Moreover, he notes that People Science has a wide geographic coverage. “Typically, in the US, we launch to all 50 states simultaneously, which is difficult if you have one research center.”
User-friendly personalization
The Chloe app is an acronym for Consumer Health Learning and Organizing Ecosystem. The company refers to it as an ecosystem, as Craft explains, “because it’s [made up of] the platform plus the people who use it; the actual participants are part of Chloe.”
Consumers can download the app to their phones for free. They can integrate it with wearables like a smartwatch and use it as a personal research tool as the app shows consumers’ data to determine if a product works for them.
The Chloe app integrates with wearables, includes testing tools, surveys, and an avatar to engage with participants (Image credit: People Science).“If you download it, you’re in self-experimentation mode. Right now, there are four modules: pain, sleep, anxiety, and mood. You can use it to buy and test products on your own.”
“You can also join sponsored studies,” adds Craft. “For example, you could be studying a melatonin product you bought for yourself for sleep, or if you’re having trouble sleeping, you could join an insomnia study. We will then send you the product, a wearable, all those things.”
The back end of Chloe is designed for scientists. This end-to-end platform covers all steps from social media recruitment and pre-screening to screening consent. “It manages parts of the ethics board process, and it allows scientists or coordinators, at a high level, to look at multiple studies at once, look at the business and clinical data all at once.”
Scientists and coordinators can also communicate directly with individual participants, for example, by answering questions. The app also reminds participants of their schedule and whether they took a product that day, including surveys and testing tools.

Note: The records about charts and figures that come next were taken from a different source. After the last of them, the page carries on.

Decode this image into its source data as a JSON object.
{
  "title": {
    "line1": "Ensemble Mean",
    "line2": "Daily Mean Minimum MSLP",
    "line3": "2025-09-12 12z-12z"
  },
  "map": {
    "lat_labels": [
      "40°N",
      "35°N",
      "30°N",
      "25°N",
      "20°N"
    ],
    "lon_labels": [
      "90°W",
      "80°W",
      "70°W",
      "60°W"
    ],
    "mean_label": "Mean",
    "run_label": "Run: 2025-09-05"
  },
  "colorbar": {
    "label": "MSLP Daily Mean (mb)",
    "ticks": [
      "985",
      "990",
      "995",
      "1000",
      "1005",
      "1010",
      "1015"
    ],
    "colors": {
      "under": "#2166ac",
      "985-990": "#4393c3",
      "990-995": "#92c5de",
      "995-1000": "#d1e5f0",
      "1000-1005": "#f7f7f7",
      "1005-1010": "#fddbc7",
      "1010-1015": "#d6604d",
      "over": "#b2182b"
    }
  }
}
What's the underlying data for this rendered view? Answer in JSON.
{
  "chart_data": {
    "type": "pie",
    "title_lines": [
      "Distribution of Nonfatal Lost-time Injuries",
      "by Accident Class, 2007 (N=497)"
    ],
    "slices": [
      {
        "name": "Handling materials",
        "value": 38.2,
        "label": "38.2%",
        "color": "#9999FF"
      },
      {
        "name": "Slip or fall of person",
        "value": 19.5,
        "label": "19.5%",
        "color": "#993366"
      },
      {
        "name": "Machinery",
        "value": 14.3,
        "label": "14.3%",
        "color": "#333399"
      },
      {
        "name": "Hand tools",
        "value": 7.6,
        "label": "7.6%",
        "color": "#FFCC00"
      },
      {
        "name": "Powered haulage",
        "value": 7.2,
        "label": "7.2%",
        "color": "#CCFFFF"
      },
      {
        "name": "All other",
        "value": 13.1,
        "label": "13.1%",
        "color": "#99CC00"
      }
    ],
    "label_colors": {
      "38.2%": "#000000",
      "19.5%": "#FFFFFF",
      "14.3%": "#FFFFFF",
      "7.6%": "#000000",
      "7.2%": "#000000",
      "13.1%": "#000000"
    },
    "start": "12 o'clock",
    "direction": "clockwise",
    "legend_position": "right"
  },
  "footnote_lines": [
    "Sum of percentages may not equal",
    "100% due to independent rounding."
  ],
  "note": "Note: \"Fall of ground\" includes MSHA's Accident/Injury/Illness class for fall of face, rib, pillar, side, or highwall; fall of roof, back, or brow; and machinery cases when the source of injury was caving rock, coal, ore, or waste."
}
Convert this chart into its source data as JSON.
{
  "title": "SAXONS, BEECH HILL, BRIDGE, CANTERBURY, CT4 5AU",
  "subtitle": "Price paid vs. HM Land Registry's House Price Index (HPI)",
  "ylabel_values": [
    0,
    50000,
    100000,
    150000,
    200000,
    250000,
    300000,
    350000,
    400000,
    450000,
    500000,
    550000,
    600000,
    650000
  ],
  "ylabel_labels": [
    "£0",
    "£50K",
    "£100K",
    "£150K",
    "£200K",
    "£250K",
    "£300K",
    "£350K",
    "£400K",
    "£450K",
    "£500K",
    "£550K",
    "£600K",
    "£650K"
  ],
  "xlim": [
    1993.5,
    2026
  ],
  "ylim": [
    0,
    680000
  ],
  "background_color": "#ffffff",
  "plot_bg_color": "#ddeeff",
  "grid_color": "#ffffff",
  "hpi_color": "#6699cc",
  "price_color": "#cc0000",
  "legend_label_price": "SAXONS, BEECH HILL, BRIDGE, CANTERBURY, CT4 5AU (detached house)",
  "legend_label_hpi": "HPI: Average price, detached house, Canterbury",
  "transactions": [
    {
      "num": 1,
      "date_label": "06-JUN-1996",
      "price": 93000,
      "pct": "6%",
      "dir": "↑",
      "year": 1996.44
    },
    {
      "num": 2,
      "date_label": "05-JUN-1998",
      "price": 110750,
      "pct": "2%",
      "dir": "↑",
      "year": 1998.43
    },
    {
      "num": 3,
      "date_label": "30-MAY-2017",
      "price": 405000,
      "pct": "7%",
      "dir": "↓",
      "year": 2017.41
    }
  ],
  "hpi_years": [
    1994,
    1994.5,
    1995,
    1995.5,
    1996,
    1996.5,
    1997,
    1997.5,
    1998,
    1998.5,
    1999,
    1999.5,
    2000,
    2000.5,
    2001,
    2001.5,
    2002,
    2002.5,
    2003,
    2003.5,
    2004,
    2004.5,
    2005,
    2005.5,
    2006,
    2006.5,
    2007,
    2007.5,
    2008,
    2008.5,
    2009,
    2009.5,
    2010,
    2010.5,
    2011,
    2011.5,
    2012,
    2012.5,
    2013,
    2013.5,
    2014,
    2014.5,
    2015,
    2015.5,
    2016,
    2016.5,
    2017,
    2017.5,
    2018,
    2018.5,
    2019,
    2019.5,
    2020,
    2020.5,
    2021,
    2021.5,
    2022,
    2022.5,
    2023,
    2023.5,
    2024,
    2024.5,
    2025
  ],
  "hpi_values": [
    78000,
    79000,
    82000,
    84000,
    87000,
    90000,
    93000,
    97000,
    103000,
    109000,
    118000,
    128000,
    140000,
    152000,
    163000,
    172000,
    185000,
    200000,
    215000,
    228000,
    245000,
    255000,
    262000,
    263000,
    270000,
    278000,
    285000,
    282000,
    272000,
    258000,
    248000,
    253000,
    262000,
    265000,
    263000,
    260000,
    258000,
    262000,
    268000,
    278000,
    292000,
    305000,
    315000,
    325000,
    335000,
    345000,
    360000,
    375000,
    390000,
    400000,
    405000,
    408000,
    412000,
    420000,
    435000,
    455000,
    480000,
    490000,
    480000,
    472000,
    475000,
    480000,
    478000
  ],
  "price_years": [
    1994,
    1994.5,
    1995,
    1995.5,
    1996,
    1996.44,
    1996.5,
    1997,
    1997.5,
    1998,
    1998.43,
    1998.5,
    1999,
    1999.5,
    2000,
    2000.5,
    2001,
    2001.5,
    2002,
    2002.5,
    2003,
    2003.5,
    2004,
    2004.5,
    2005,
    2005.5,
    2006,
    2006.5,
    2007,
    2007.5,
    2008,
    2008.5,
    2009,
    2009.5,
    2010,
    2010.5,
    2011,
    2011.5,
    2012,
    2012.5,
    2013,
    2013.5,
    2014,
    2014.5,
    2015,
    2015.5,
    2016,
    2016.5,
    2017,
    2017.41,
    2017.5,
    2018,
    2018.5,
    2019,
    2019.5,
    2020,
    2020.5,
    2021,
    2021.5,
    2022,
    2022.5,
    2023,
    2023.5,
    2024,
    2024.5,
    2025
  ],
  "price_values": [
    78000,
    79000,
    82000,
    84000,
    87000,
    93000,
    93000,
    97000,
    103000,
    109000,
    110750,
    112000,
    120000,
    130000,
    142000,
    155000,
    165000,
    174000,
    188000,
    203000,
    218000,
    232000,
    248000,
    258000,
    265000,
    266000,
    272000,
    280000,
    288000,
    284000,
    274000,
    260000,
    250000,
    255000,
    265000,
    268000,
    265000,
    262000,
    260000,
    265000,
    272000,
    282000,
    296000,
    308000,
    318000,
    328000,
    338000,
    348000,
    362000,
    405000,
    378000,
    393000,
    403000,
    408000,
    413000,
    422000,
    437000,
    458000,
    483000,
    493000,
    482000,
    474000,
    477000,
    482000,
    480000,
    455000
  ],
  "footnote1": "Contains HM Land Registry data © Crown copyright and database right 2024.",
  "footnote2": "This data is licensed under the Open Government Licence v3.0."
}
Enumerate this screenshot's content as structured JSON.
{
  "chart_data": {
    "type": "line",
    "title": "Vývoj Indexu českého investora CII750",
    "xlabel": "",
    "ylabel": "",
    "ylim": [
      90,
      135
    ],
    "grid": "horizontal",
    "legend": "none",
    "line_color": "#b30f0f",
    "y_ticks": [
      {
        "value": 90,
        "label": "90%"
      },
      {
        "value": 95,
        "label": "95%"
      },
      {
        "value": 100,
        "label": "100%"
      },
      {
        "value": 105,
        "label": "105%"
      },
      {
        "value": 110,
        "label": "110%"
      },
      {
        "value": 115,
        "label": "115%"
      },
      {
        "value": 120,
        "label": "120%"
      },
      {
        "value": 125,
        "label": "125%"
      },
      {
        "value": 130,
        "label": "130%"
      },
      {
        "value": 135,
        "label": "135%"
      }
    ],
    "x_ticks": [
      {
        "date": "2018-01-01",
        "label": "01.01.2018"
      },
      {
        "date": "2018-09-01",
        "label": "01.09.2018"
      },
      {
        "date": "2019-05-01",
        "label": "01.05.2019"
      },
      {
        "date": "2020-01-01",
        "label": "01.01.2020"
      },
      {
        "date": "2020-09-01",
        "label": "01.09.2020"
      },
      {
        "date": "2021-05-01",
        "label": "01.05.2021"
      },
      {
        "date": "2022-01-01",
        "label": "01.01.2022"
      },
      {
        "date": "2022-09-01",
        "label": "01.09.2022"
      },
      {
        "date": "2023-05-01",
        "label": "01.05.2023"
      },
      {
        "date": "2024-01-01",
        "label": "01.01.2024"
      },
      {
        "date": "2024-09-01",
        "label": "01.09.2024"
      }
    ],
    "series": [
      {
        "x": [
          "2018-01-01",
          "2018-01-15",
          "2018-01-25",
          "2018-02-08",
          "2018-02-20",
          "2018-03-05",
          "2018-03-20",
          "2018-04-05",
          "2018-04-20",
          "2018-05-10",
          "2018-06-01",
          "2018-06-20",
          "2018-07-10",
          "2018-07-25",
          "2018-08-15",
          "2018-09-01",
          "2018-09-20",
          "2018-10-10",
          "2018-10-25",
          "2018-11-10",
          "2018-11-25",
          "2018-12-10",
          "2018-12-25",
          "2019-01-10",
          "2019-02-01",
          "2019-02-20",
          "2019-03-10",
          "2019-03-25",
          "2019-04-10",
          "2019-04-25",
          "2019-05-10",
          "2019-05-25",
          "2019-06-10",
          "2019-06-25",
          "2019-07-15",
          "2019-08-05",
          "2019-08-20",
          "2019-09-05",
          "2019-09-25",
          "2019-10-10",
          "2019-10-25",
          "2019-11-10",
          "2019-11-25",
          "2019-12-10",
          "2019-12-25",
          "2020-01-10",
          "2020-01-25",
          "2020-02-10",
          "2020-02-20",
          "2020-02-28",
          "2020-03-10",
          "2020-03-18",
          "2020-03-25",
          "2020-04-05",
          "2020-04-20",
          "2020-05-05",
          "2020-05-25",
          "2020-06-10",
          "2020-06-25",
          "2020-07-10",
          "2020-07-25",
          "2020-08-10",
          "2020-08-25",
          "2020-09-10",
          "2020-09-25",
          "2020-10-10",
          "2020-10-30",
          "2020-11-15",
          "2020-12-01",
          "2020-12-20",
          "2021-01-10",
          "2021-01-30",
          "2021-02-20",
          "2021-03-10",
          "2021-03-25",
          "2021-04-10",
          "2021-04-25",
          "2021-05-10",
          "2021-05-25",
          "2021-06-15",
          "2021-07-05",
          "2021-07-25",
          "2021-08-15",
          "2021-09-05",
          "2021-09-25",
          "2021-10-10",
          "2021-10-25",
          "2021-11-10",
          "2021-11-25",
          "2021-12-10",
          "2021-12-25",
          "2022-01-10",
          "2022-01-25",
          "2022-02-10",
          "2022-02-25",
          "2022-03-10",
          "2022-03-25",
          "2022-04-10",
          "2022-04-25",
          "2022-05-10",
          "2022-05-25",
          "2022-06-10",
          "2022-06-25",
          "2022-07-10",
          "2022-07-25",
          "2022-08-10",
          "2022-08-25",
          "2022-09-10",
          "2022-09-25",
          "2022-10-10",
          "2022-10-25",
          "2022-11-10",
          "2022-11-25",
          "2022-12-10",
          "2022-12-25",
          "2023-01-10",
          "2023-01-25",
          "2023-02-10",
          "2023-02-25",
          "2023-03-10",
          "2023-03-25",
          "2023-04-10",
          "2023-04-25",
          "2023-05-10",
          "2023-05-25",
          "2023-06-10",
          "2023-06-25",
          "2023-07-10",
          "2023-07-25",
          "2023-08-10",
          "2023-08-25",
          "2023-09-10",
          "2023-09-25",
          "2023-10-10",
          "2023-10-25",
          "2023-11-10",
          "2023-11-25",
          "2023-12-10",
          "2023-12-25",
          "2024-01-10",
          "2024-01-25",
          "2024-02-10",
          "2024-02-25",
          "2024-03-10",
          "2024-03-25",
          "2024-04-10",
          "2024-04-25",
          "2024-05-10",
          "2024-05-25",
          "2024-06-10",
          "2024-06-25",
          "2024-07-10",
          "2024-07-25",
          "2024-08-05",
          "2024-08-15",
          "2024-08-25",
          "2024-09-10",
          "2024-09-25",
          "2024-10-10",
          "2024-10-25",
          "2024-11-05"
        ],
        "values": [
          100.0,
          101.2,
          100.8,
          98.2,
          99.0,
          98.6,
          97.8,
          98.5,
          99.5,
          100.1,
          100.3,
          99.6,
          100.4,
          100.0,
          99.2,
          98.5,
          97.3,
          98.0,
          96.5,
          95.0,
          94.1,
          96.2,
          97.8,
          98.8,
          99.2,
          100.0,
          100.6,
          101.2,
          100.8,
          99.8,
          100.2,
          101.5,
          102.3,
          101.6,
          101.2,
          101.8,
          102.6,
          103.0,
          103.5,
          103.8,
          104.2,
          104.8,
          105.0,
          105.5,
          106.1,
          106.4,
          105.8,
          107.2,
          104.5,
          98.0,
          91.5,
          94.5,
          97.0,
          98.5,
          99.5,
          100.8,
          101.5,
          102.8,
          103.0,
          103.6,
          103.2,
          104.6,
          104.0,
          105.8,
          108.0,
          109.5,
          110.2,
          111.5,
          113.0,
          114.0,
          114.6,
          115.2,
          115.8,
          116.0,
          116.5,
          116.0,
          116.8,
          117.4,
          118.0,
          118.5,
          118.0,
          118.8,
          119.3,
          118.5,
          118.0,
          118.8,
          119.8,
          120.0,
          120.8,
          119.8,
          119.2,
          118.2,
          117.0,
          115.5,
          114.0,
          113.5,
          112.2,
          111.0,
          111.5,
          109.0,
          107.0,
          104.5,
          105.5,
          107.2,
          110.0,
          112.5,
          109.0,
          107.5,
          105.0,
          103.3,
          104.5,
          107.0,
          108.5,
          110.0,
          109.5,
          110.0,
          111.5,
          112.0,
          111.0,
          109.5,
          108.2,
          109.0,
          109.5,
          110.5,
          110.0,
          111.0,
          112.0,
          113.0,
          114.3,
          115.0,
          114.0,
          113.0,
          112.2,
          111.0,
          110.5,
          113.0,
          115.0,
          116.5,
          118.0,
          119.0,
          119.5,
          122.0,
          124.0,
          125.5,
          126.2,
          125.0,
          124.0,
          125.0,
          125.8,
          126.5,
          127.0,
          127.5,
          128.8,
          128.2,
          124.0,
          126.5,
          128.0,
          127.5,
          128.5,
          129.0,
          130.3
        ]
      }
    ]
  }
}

“We also made it fun,” adds Craft. “There’s a science avatar who gives you a pep talk. If you’re doing things on time, she says, ‘good job,’ so you get a little dopamine rush from being a participant.”
In an effort to develop more inclusive clinical trials, Rousselot also developed a user-friendly mobile app to expand the reach of randomized clinical trial design for its hydrolyzed cartilage matrix supplement.
Meanwhile, academia underscores the importance of interdisciplinary nutrition trials to expand holistic health knowledge. Northumbria University in Newcastle, UK, improves its trials by combining expertise from six labs — brain, sports, vascular, sleep, omics (analyzing the human microbiome), and biological labs.